Gary Strannigan, vice president of congressional and legislative affairs at Premera Blue Cross, said 33% of Premera’s hospital expenditures went to six hospital systems in 2012. That number rose to 53% in 2022, he said.

“That’s a 60% increase in 10 years,” Strannigan said. “That’s significant and there’s other measures you can use to analyze the degree to which we’ve had consolidation already. What it means is hospital systems are in a position to argue for contractual provisions that are anti-competitive, anti-consumer, and invariably make healthcare more expensive.”

Kramer said greater transparency is needed in the healthcare industry.

“We need better data on prices as well as quality, access, equity, [and] patient experience so we can get a full picture [for] policymakers and everyone involved in trying to make things better,” Kramer said. “I think the first step is to try to restructure the industry so there is healthy competition.”

Healthy competition helps other industries strive, but it is hard to achieve, Kramer said. 

“It’s hard to structure the market that way,” he said. “It’s also hard on hospitals and health plans. It’s hard to make change and improve efficiency. But that’s what the healthcare industry owes the patients who receive care.”

Laura Kate Zaichkin, senior policy advisor at the Washington Health Benefit Exchange, said subsidization is a useful practice, but it is not a sustainable primary strategy for affordability. 

“We have to address the underlying costs,” Zaichkin said.

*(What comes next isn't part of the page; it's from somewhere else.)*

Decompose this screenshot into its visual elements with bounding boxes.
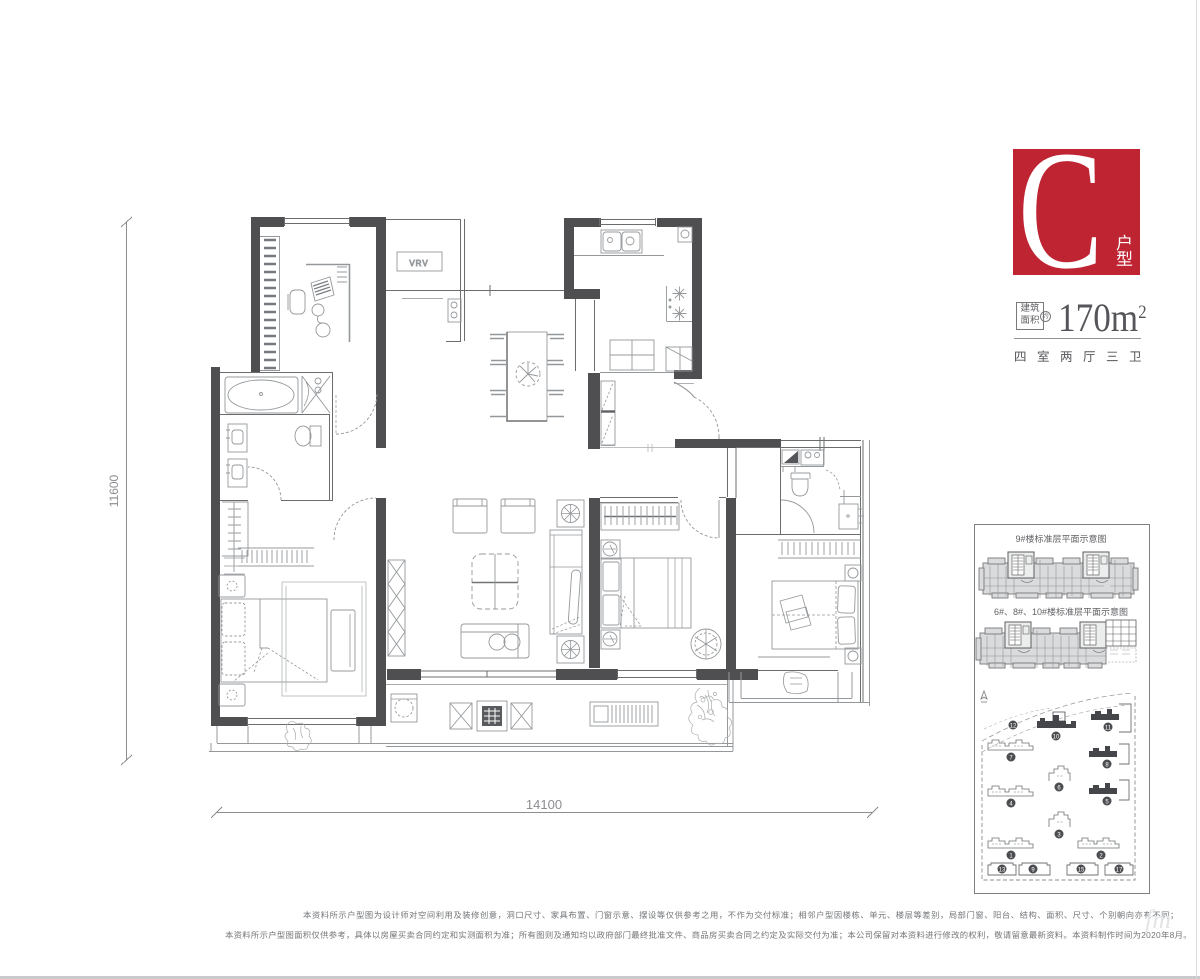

Zaichkin said the exchange was the first in the nation to participate in the RAND Corporation’s Hospital Price Transparency Study last year. 

“We were able to see what our customers are paying when they are accessing care through hospitals,” Zaichkin said. “If we look at Washington State overall, folks are paying about 174% of Medicaid in hospitals. If we look at exchange customers, who do not have an advocate, they’re paying 36% more. This is unacceptable and we know we need to address underlying costs in addition to providing subsidized financial assistance to folks.”

The exchange’s leading effort to provide quality affordable healthcare coverage to Washingtonians is through Cascade Care plans, Zaichkin said.

“We have high-value plans that the exchange curates for the individual market,” she said. “They have standardized benefits so it’s easy to compare and a little easier to shop on an overcrowded marketplace. They’re also lower, generally, in premium, they have lower copays, and, on average, $1,000 lower deductible for Cascade Care plans.”

The exchange also offers public option plans through Cascade Care Select plans, which have provider reimbursement expectations.